Zitat von: Neos in 14. Mai 2021, 14:26:27

unterstellt, dass dieser Miniaturdolch tatsächlich einzig als Feuerreißer genutzt wurde, kann das so sein. Das würde dann auch bedeuten, dass der Sichelglanz auf dem Blatt, den man auf den Fotos leider nicht erkennen kann, nicht vom Gebrauch, sondern von einer eventuellen Schäftung herrühren könnte.

So schnell kann sich (u. U.) das Blatt wenden: Vom mutmaßlichen Kinderdolch zum nostalgischen Feuerreißer.  :super:


Moin Frank,

wie du im PVP S. 140/141 zur Nr. 251 lesen und sehen kannst, war die Schneide dieser Minaturdolche mitunter in Leder eingenäht, was eventuell den Glanz auf der Schneide deines Stückes erklären könnte.

Vielleicht trifft aber die Idee vom Kinderdolch im Einzelfall doch zu.
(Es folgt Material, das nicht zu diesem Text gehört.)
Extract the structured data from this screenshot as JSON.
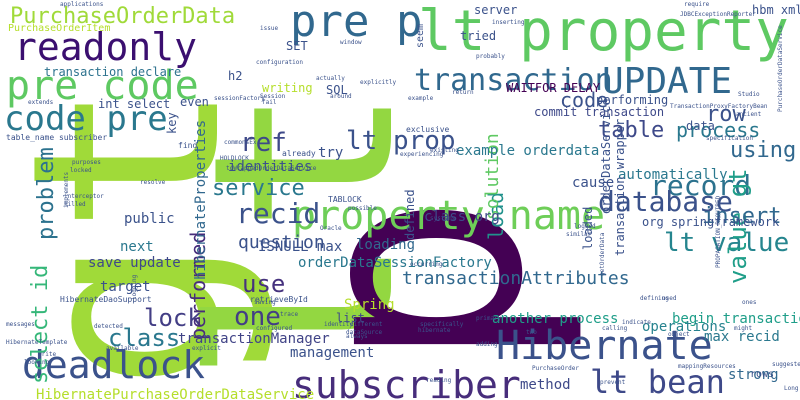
{
  "palette": [
    "#440154",
    "#3b528b",
    "#21918c",
    "#5ec962",
    "#fde725",
    "#2c728e",
    "#addc30",
    "#472d7b",
    "#28ae80",
    "#31688e"
  ],
  "words": [
    {
      "text": "gt",
      "color": "#a0da39",
      "rot": -90
    },
    {
      "text": "lt",
      "color": "#93d741",
      "rot": -90
    },
    {
      "text": "p",
      "color": "#440154",
      "rot": -90
    },
    {
      "text": "lt property",
      "color": "#5ec962",
      "rot": 0
    },
    {
      "text": "readonly",
      "color": "#3b0f70",
      "rot": 0
    },
    {
      "text": "pre p",
      "color": "#31688e",
      "rot": 0
    },
    {
      "text": "pre code",
      "color": "#5ec962",
      "rot": 0
    },
    {
      "text": "code pre",
      "color": "#2a788e",
      "rot": 0
    },
    {
      "text": "UPDATE",
      "color": "#31688e",
      "rot": 0
    },
    {
      "text": "transaction",
      "color": "#30688e",
      "rot": 0
    },
    {
      "text": "property name",
      "color": "#6ece58",
      "rot": 0
    },
    {
      "text": "Hibernate",
      "color": "#3b528b",
      "rot": 0
    },
    {
      "text": "deadlock",
      "color": "#3b528b",
      "rot": 0
    },
    {
      "text": "subscriber",
      "color": "#472d7b",
      "rot": 0
    },
    {
      "text": "lt bean",
      "color": "#3e4989",
      "rot": 0
    },
    {
      "text": "PurchaseOrderData",
      "color": "#a0da39",
      "rot": 0
    },
    {
      "text": "record",
      "color": "#2c728e",
      "rot": 0
    },
    {
      "text": "database",
      "color": "#3b528b",
      "rot": 0
    },
    {
      "text": "lt value",
      "color": "#25858e",
      "rot": 0
    },
    {
      "text": "value gt",
      "color": "#1f9e89",
      "rot": -90
    },
    {
      "text": "lt prop",
      "color": "#3b528b",
      "rot": 0
    },
    {
      "text": "ref",
      "color": "#3e4989",
      "rot": 0
    },
    {
      "text": "recid",
      "color": "#3b528b",
      "rot": 0
    },
    {
      "text": "service",
      "color": "#2a788e",
      "rot": 0
    },
    {
      "text": "select id",
      "color": "#35b779",
      "rot": -90
    },
    {
      "text": "problem",
      "color": "#2c728e",
      "rot": -90
    },
    {
      "text": "class",
      "color": "#2a788e",
      "rot": 0
    },
    {
      "text": "lock",
      "color": "#433e85",
      "rot": 0
    },
    {
      "text": "one",
      "color": "#433e85",
      "rot": 0
    },
    {
      "text": "use",
      "color": "#46327e",
      "rot": 0
    },
    {
      "text": "process",
      "color": "#2a788e",
      "rot": 0
    },
    {
      "text": "table",
      "color": "#3e4989",
      "rot": 0
    },
    {
      "text": "row",
      "color": "#3b528b",
      "rot": 0
    },
    {
      "text": "using",
      "color": "#31688e",
      "rot": 0
    },
    {
      "text": "insert",
      "color": "#31688e",
      "rot": 0
    },
    {
      "text": "code",
      "color": "#3b528b",
      "rot": 0
    },
    {
      "text": "load",
      "color": "#21918c",
      "rot": -90
    },
    {
      "text": "solution",
      "color": "#5ec962",
      "rot": -90
    },
    {
      "text": "performed",
      "color": "#472d7b",
      "rot": -90
    },
    {
      "text": "hibernateProperties",
      "color": "#31688e",
      "rot": -90
    },
    {
      "text": "question",
      "color": "#3b528b",
      "rot": 0
    },
    {
      "text": "transactionAttributes",
      "color": "#31688e",
      "rot": 0
    },
    {
      "text": "transactionManager",
      "color": "#414487",
      "rot": 0
    },
    {
      "text": "example orderdata",
      "color": "#2a788e",
      "rot": 0
    },
    {
      "text": "WAITFOR DELAY",
      "color": "#440154",
      "rot": 0
    },
    {
      "text": "commit transaction",
      "color": "#3e4989",
      "rot": 0
    },
    {
      "text": "transaction declare",
      "color": "#2c728e",
      "rot": 0
    },
    {
      "text": "HibernatePurchaseOrderDataService",
      "color": "#b5de2b",
      "rot": 0
    },
    {
      "text": "orderDataSessionFactory",
      "color": "#2a788e",
      "rot": 0
    },
    {
      "text": "another process",
      "color": "#1f9e89",
      "rot": 0
    },
    {
      "text": "begin transaction",
      "color": "#1f9e89",
      "rot": 0
    },
    {
      "text": "operations",
      "color": "#26828e",
      "rot": 0
    },
    {
      "text": "max recid",
      "color": "#2a788e",
      "rot": 0
    },
    {
      "text": "org springframework",
      "color": "#3b528b",
      "rot": 0
    },
    {
      "text": "automatically",
      "color": "#2a788e",
      "rot": 0
    },
    {
      "text": "identities",
      "color": "#3b528b",
      "rot": 0
    },
    {
      "text": "loading",
      "color": "#31688e",
      "rot": 0
    },
    {
      "text": "Spring",
      "color": "#b5de2b",
      "rot": 0
    },
    {
      "text": "management",
      "color": "#3b528b",
      "rot": 0
    },
    {
      "text": "method",
      "color": "#3e4989",
      "rot": 0
    },
    {
      "text": "strong",
      "color": "#31688e",
      "rot": 0
    },
    {
      "text": "target",
      "color": "#3b528b",
      "rot": 0
    },
    {
      "text": "save update",
      "color": "#3e4989",
      "rot": 0
    },
    {
      "text": "ISNULL max",
      "color": "#3b528b",
      "rot": 0
    },
    {
      "text": "class org",
      "color": "#3e4989",
      "rot": 0
    },
    {
      "text": "public",
      "color": "#3b528b",
      "rot": 0
    },
    {
      "text": "next",
      "color": "#2a788e",
      "rot": 0
    },
    {
      "text": "writing",
      "color": "#b5de2b",
      "rot": 0
    },
    {
      "text": "tried",
      "color": "#3b528b",
      "rot": 0
    },
    {
      "text": "SQL",
      "color": "#3b528b",
      "rot": 0
    },
    {
      "text": "server",
      "color": "#3b528b",
      "rot": 0
    },
    {
      "text": "PurchaseOrderItem",
      "color": "#b5de2b",
      "rot": 0
    },
    {
      "text": "int select",
      "color": "#3b528b",
      "rot": 0
    },
    {
      "text": "h2",
      "color": "#3b528b",
      "rot": 0
    },
    {
      "text": "even",
      "color": "#3b528b",
      "rot": 0
    },
    {
      "text": "SET",
      "color": "#3b528b",
      "rot": 0
    },
    {
      "text": "hbm xml",
      "color": "#3b528b",
      "rot": 0
    },
    {
      "text": "cause",
      "color": "#3b528b",
      "rot": 0
    },
    {
      "text": "try",
      "color": "#3b528b",
      "rot": 0
    },
    {
      "text": "list",
      "color": "#3e4989",
      "rot": 0
    },
    {
      "text": "data",
      "color": "#3b528b",
      "rot": 0
    },
    {
      "text": "defined",
      "color": "#3b528b",
      "rot": -90
    },
    {
      "text": "loaded",
      "color": "#3b528b",
      "rot": -90
    },
    {
      "text": "key",
      "color": "#3b528b",
      "rot": -90
    },
    {
      "text": "orderDataService",
      "color": "#3b528b",
      "rot": -90
    },
    {
      "text": "transaction wrapper",
      "color": "#3b528b",
      "rot": -90
    },
    {
      "text": "seem",
      "color": "#3b528b",
      "rot": -90
    },
    {
      "text": "performing",
      "color": "#3b528b",
      "rot": 0
    },
    {
      "text": "rows",
      "color": "#3b528b",
      "rot": 0
    },
    {
      "text": "TransactionProxyFactoryBean",
      "color": "#3b528b",
      "rot": 0
    },
    {
      "text": "toWrappedOrderDataService",
      "color": "#3b528b",
      "rot": 0
    },
    {
      "text": "HibernateDaoSupport",
      "color": "#3b528b",
      "rot": 0
    },
    {
      "text": "retrieveById",
      "color": "#3b528b",
      "rot": 0
    },
    {
      "text": "TABLOCK",
      "color": "#3b528b",
      "rot": 0
    },
    {
      "text": "already",
      "color": "#3b528b",
      "rot": 0
    },
    {
      "text": "exclusive",
      "color": "#3b528b",
      "rot": 0
    },
    {
      "text": "configuration",
      "color": "#3b528b",
      "rot": 0
    },
    {
      "text": "actually",
      "color": "#3b528b",
      "rot": 0
    },
    {
      "text": "explicitly",
      "color": "#3b528b",
      "rot": 0
    },
    {
      "text": "inserting",
      "color": "#3b528b",
      "rot": 0
    },
    {
      "text": "require",
      "color": "#3b528b",
      "rot": 0
    },
    {
      "text": "applications",
      "color": "#3b528b",
      "rot": 0
    },
    {
      "text": "issue",
      "color": "#3b528b",
      "rot": 0
    },
    {
      "text": "around",
      "color": "#3b528b",
      "rot": 0
    },
    {
      "text": "example",
      "color": "#3b528b",
      "rot": 0
    },
    {
      "text": "return",
      "color": "#3b528b",
      "rot": 0
    },
    {
      "text": "hibernate",
      "color": "#3b528b",
      "rot": 0
    },
    {
      "text": "Oracle",
      "color": "#3b528b",
      "rot": 0
    },
    {
      "text": "possible",
      "color": "#3b528b",
      "rot": 0
    },
    {
      "text": "experiencing",
      "color": "#3b528b",
      "rot": 0
    },
    {
      "text": "existing",
      "color": "#3b528b",
      "rot": 0
    },
    {
      "text": "interceptor",
      "color": "#3b528b",
      "rot": 0
    },
    {
      "text": "killed",
      "color": "#3b528b",
      "rot": 0
    },
    {
      "text": "purposes",
      "color": "#3b528b",
      "rot": 0
    },
    {
      "text": "locked",
      "color": "#3b528b",
      "rot": 0
    },
    {
      "text": "extends",
      "color": "#3b528b",
      "rot": 0
    },
    {
      "text": "messages",
      "color": "#3b528b",
      "rot": 0
    },
    {
      "text": "detected",
      "color": "#3b528b",
      "rot": 0
    },
    {
      "text": "resolve",
      "color": "#3b528b",
      "rot": 0
    },
    {
      "text": "systems",
      "color": "#3b528b",
      "rot": 0
    },
    {
      "text": "occurring",
      "color": "#3b528b",
      "rot": 0
    },
    {
      "text": "identity",
      "color": "#3b528b",
      "rot": 0
    },
    {
      "text": "different",
      "color": "#3b528b",
      "rot": 0
    },
    {
      "text": "specifically",
      "color": "#3b528b",
      "rot": 0
    },
    {
      "text": "adding",
      "color": "#3b528b",
      "rot": 0
    },
    {
      "text": "PurchaseOrder",
      "color": "#3b528b",
      "rot": 0
    },
    {
      "text": "reading",
      "color": "#3b528b",
      "rot": 0
    },
    {
      "text": "prevent",
      "color": "#3b528b",
      "rot": 0
    },
    {
      "text": "used",
      "color": "#3b528b",
      "rot": 0
    },
    {
      "text": "similar",
      "color": "#3b528b",
      "rot": 0
    },
    {
      "text": "calling",
      "color": "#3b528b",
      "rot": 0
    },
    {
      "text": "indicate",
      "color": "#3b528b",
      "rot": 0
    },
    {
      "text": "object",
      "color": "#3b528b",
      "rot": 0
    },
    {
      "text": "configured",
      "color": "#3b528b",
      "rot": 0
    },
    {
      "text": "explicit",
      "color": "#3b528b",
      "rot": 0
    },
    {
      "text": "available",
      "color": "#3b528b",
      "rot": 0
    },
    {
      "text": "looking",
      "color": "#3b528b",
      "rot": 0
    },
    {
      "text": "write",
      "color": "#3b528b",
      "rot": 0
    },
    {
      "text": "always",
      "color": "#3b528b",
      "rot": 0
    },
    {
      "text": "dataSource",
      "color": "#3b528b",
      "rot": 0
    },
    {
      "text": "ancient",
      "color": "#3b528b",
      "rot": 0
    },
    {
      "text": "logged",
      "color": "#3b528b",
      "rot": 0
    },
    {
      "text": "mappingResources",
      "color": "#3b528b",
      "rot": 0
    },
    {
      "text": "might",
      "color": "#3b528b",
      "rot": 0
    },
    {
      "text": "suggested",
      "color": "#3b528b",
      "rot": 0
    },
    {
      "text": "Long",
      "color": "#3b528b",
      "rot": 0
    },
    {
      "text": "find",
      "color": "#3b528b",
      "rot": 0
    },
    {
      "text": "fail",
      "color": "#3b528b",
      "rot": 0
    },
    {
      "text": "Session",
      "color": "#3b528b",
      "rot": 0
    },
    {
      "text": "Studio",
      "color": "#3b528b",
      "rot": 0
    },
    {
      "text": "JDBCExceptionReporter",
      "color": "#3b528b",
      "rot": 0
    },
    {
      "text": "specification",
      "color": "#3b528b",
      "rot": 0
    },
    {
      "text": "PROPAGATION_REQUIRED",
      "color": "#3b528b",
      "rot": -90
    },
    {
      "text": "PurchaseOrderDataService",
      "color": "#3b528b",
      "rot": -90
    },
    {
      "text": "getOrderData",
      "color": "#3b528b",
      "rot": -90
    },
    {
      "text": "sessionFactory",
      "color": "#3b528b",
      "rot": 0
    },
    {
      "text": "commonsEx",
      "color": "#3b528b",
      "rot": 0
    },
    {
      "text": "table_name subscriber",
      "color": "#3b528b",
      "rot": 0
    },
    {
      "text": "implements",
      "color": "#3b528b",
      "rot": -90
    },
    {
      "text": "logging",
      "color": "#3b528b",
      "rot": -90
    },
    {
      "text": "trace",
      "color": "#3b528b",
      "rot": 0
    },
    {
      "text": "HibernateTemplate",
      "color": "#3b528b",
      "rot": 0
    },
    {
      "text": "HOLDLOCK",
      "color": "#3b528b",
      "rot": 0
    },
    {
      "text": "saving",
      "color": "#3b528b",
      "rot": 0
    },
    {
      "text": "defining",
      "color": "#3b528b",
      "rot": 0
    },
    {
      "text": "ones",
      "color": "#3b528b",
      "rot": 0
    },
    {
      "text": "two",
      "color": "#3b528b",
      "rot": 0
    },
    {
      "text": "primary",
      "color": "#3b528b",
      "rot": 0
    },
    {
      "text": "probably",
      "color": "#3b528b",
      "rot": 0
    },
    {
      "text": "window",
      "color": "#3b528b",
      "rot": 0
    }
  ]
}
Als Kind hatte ich auch ein kleines Taschenmesser, das war damals was ganz Tolles für mich. Liefert denn die besagte Vitrine im Schloss Gottorf ein Vergleichsstück? Nach unserem letzten Urlaub in Dänemark vor 3 Jahren haben wir auf der Rückreise in Schleswig einen Halt eingelegt. Leider hat die Zeit für einen Museumsbesuch nicht gereicht, heute ärgere ich mich darüber.

LG
Holger
Et nunc reges intelligite, erudimini, qui judicatis terram.

Neos

Moin, Holger,

Zitat von: Danske in 14. Mai 2021, 15:59:49
wie du im PVP S. 140/141 zur Nr. 251 lesen und sehen kannst, war die Schneide dieser Minaturdolche mitunter in Leder eingenäht, was eventuell den Glanz auf der Schneide deines Stückes erklären könnte.

frei übersetzt steht dort Folgendes: "Miniaturdolche sind in den Gräbern der älteren Bronzezeit üblich, wo wir sie zusammen mit Pyrit und anderem Brennmaterial in den Lederbeuteln finden, die die Männer an ihren Gürteln trugen.".

Zitat
Vielleicht trifft aber die Idee vom Kinderdolch im Einzelfall doch zu. Als Kind hatte ich auch ein kleines Taschenmesser, das war damals was ganz Tolles für mich.

Und ich hatte als Kind ein Fahrtenmesser und kann das daher sehr gut nachvollziehen! Die Hoffnung stirbt zuletzt!  :super:

Zitat
Liefert denn die besagte Vitrine im Schloss Gottorf ein Vergleichsstück? Nach unserem letzten Urlaub in Dänemark vor 3 Jahren haben wir auf der Rückreise in Schleswig einen Halt eingelegt. Leider hat die Zeit für einen Museumsbesuch nicht gereicht, heute ärgere ich mich darüber.

Tatsächlich werden in der Vitrine, die Jan erwähnt, u. a. sechs Miniaturdolche mit der Überschrift "Spielzeugdolche?" gezeigt. Einer von diesen könnte der Zwillingsbruder des von mir gefundenen Dolches sein. Und was das Schloss Gottorf angeht, das du ja offensichtlich schon mindestens einmal besucht hast, Holger: Ich kann nur jedem einen Besuch wärmstens ans Herz legen. Jeder Steinzeit-Begeisterte wird das Museum mit einem Lächeln verlassen. Versprochen!